Tar-papering the walls

This house needs to be nice and watertight to keep Rusty warm and dry. We had leftover tarpaper from the Great Cat Room Remodel. So she cut pieces of that and used the staple gun to attach them to all sides of the house, as well as the roof.

But a good well-built house needs good, attractive siding. Fortunately we had a big stack of cedar planks that served well as siding. She attached these using long screws.


The old Grizzly Fence countertop that provided the wood for Rusty's dog house

The wood siding was another recycled material. Renee started grooming at Quick Paws back in the spring of 2010. At the time, Quick Paws had just moved into their new location, which used to belong to Grizzly Fence. The room that was to become the groom shop had a large, old countertop covered with cedar fence pickets. We pulled all those old pickets off and removed the countertop to make room for grooming, but Renee anticipated that this wood might come in handy and saved it.
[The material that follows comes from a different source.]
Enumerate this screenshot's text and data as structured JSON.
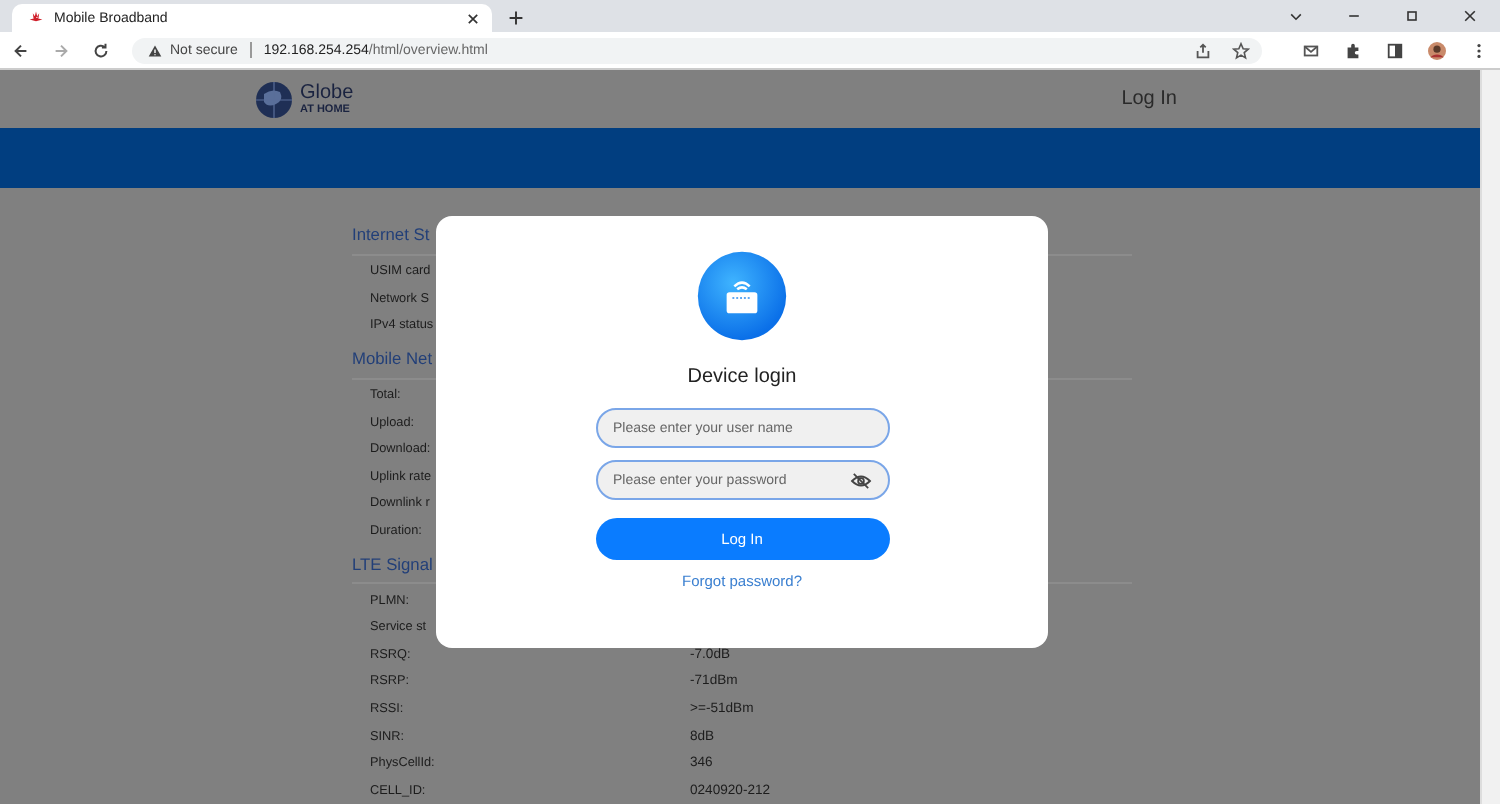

These cedar pickets were substantial, so adding them as siding quickly made the whole house very heavy.

Roofing and Finishing Up

Finally, the house needed a good roof. Unfortunately, we didn’t have any more of the Ondura roofing panels from the Great Cat Room Remodel. We had already donated the leftovers to Home Resource.

So we ended up going back to Home Resource and buying some regular house shingles. We actually bought more than we needed, but it was only $5. They charge $1 per vertical inch of shingles, so I guess we had a 5-inch tall stack of shingles.

The advantage is, this would make the dog house look more like a real house.

I helped with the roof. I was a little surprised to find myself pounding roofing nails again…I had really thought that the cat room remodel was the end of my roofing career. At least for this one there was no danger of slipping and falling off. Although I did have to stand on my toes to reach the nails up near the top of the ridge.


Shingling the roof

Working with the shingles was pretty easy. They were already the perfect width for the little house, so I just laid them on one after another, starting from the bottom. After placing the first shingle, overlapping the next one covers up the nails, so the whole roof looks nice.


Ridge cap from the side

For the top, we used more shingles to create a ridge cap. The ridge cap is intended to cover the joint where the two sides of the roof meet. There are pre-made ridge caps you can use, but we decided to do the basic version. For this, I cut the shingles into 7-inch strips. Then I installed them along the top of the roof, similar to the way I installed the regular shingles. Again, adding and overlapping each new shingle over the previous one hid the previous nails. When I finished, I thought it looked a little funny because the shingles were still very stiff. However, once the house sits out in the sun and heat, the asphalt shingles should soften and “relax” a bit.


Ridge cap from the front of the house

While I worked on the roof, Renee added trim pieces around the door and on all the corners to hide the seams. We were out of the old Grizzly Fence wood by now, so we used some pickets leftover from installing our own fence last summer.

At last, the house was done! The rough wood planks gave it a nice “rustic” barn look, and I happen to think that the shingles look great.


The finished house!


Back view of the finished house!


Front view - I love the trim around the door!

Delivering the House

When we finally finished, the house was so heavy we had to back the truck right up to the workbench so we wouldn’t have to carry the house very far. We slid it up on the tailgate and carefully drove to Susan’s house; she lives just down the street so it wasn’t a very long drive.

I should have brought my camera but completely forgot. Susan and her roommate were completely blown away by the dog house. I think Susan was amazed that Renee had built something so cool over one weekend! They found a nice spot for it right by the back door.

Later in the week, Susan told Renee that Rusty loves the new house. He goes out in the back yard, does his business, and goes right into the the little house.

So I would say the Rusty’s Doghouse project was a big success!